Zij verwoordt het zo: “Om bijen te redden moeten we ze gewoon vrij laten zijn. We moeten er mee ophouden alles wat hun wezen bepaalt te willen begrijpen, controleren en manipuleren want dat verandert uiteindelijk alleen maar hun natuurlijk gedrag.Bijen hebben ons niet nodig om een huis te vinden en het in te richten. Ze moeten niet in bijenkasten worden opgesloten waar de celgrootte en de vorm van hun raten wordt gestuurd door ramen en waswafels. Bijen hebben onze medicatie niet nodig. Door ze te behandelen doden we ook alle gezonde microfauna waarmee ze in hun habitat harmonisch samenleven en die hen helpt in de strijd tegen ziekten. Behandelen vernietigt de natuurlijke aanleg van de bijen om met plagen om te gaan.Bijen hebben ons niet nodig om hun voedsel te verzamelen en te beheren. Honing is hun voedsel en de beste energiebron. Bij wilde bijenkolonies vind je geen overweldigend grote honingvoorraden. Er is net zoveel voorraad als de bijen nodig hebben om dagen of weken van slecht weer of grote droogte te overbruggen, genoeg brandstof voor alle acties in het nest – de zorg voor het broed, het maken van was, bijenbrood of koninginnenbrij, het reinigen van cellen waardoor de koningin aan de leg kan, het regelen van warmte- en vochthuishouding in het nest.Als elke imker zijn liefde voor of zijn verwondering over bijen (en beide zijn onontbeerlijk) zou omtoveren in de kunst van het toekijken hoe de bijen doen wat ze van nature doen, dàn zouden bijen wereldwijd veel beter af zijn en in staat te overleven.Met een ‘bijenhouder’ (als synoniem van imker) benoemen we dan iemand die er niet alleen voor zorgt dat er in overvloed bloeiende planten in onze tuinen staan, dat er slierten wilde bloemen op landbouwgrond groeien en dat we behoedzaam omspringen met onze bossen maar ook iemand die waakt over het bewaren en het herstel van ons ecosysteem in al zijn aspecten. Dat zijn de echte bijenhouders en door dat te doen zullen de bijen ons en de generaties na ons met hun werk in leven houden.

Besluit

Laten we meer het belang van de bijen dan dat van de imker centraal stellen wanneer we bepalen waar en hoe we bijen onderbrengen. Tegelijk mag er ruimte zijn voor creativiteit en verschillende benaderingen zolang die het belang van de bij maar centraal blijven stellen.

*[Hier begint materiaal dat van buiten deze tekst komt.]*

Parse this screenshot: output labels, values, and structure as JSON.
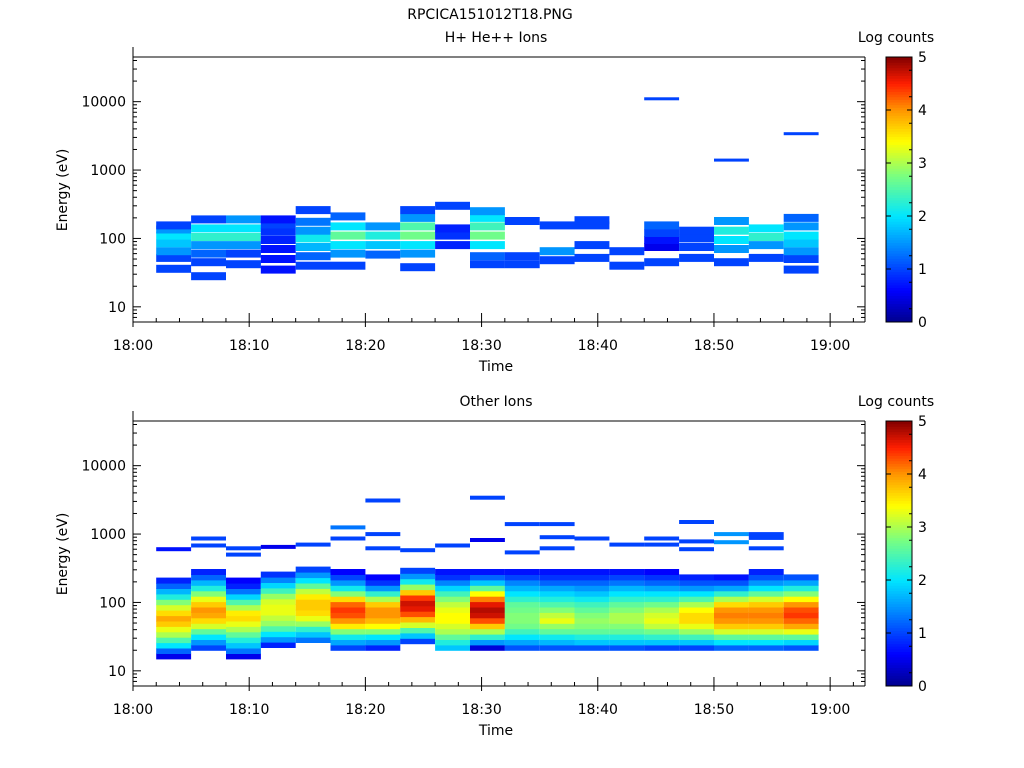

Als de behuizing optimaal geschikt is voor de bijen maken we hen het leven gemakkelijker en vooral meer gezond. Temperatuurregeling, vochthuishouding enz… zijn gemakkelijker te regelen in een bij-geschikte behuizing.
Dus is het soort behuizing belangrijk, maar vooral belangrijk is hoe we met de bijen omgaan, welke “methode” we gebruiken.